There are four main types of agreements: the best results are achieved by discouraging companies from training. Severe sanctions are therefore a fundamental element of an effective policy on cartels and abuse of dominance against fundamental agreements. Sanctions imposed on individuals for their involvement in the conspiracy are an important complement to the funds paid to organizations for cartel behaviour. These sanctions may take the form of significant administrative sanctions or, in some countries, the criminal sanction of detention. The prospect of detention can be a strong deterrent for businessmen considering a cartel agreement. Vertical agreements exist between companies at different stages of the production chain, such as an agreement between the manufacturer and a distributor.B. The presumed rule does not apply to vertical agreements.
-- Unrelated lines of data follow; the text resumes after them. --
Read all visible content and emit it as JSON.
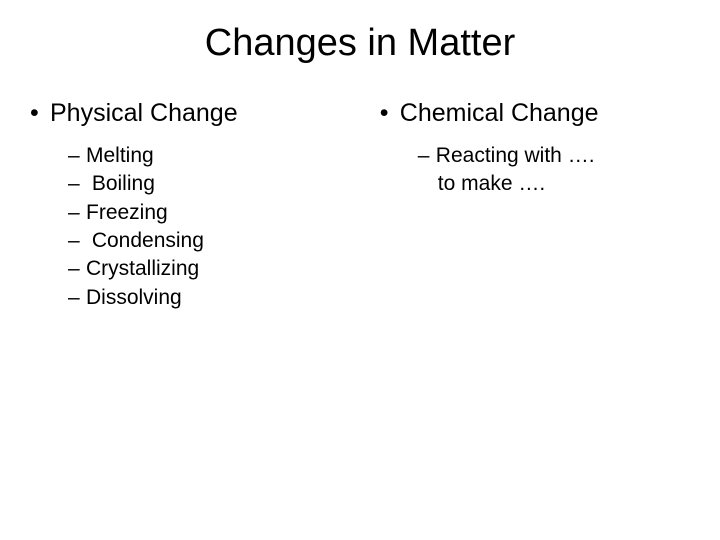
{
  "title": "Changes in Matter",
  "left": {
    "heading": "Physical Change",
    "items": [
      "Melting",
      " Boiling",
      "Freezing",
      "  Condensing",
      "Crystallizing",
      "Dissolving"
    ]
  },
  "right": {
    "heading": "Chemical Change",
    "item1": "Reacting with ….",
    "item1_cont": "to make …."
  },
  "colors": {
    "background": "#ffffff",
    "text": "#000000"
  },
  "fonts": {
    "family": "Arial",
    "title_size": 38,
    "level1_size": 25,
    "level2_size": 21
  }
}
Whether the vertical agreement causes AAEC is determined by a basic rule. When a common sense rule is applied, the positive and negative effects of competition are analyzed.
In order to determine whether an agreement is contrary to Article 3(4), which violates Section 3, paragraph 1, of the Act, the following five essential elements of Section 3, paragraph 4, must be respected: given this power of the ICC, it is essential that the parties operating in India be aware of the agreements that can be considered “anti-competitive” in the field of labelling. In this newsletter, we will discuss the situations and conditions under which an agreement may become anti-competitive. Research and development agreements and technology transfer agreements are often compatible with competition law, as some new products require expensive research that would be too costly for a company that works alone. Agreements for joint production, purchase or sale or standardization may also be legal. Is an exchange of anti-competitive information in the pharmaceutical sector more likely, given the greater transparency imposed by measures such as disclosure of relationships with HCPs, clinical trials, etc.? While operating in India, parties are prohibited from entering into anti-competitive agreements. In general, agreements that have or are likely to have significant negative effects on competition (“AAEC”) are anti-competitive agreements.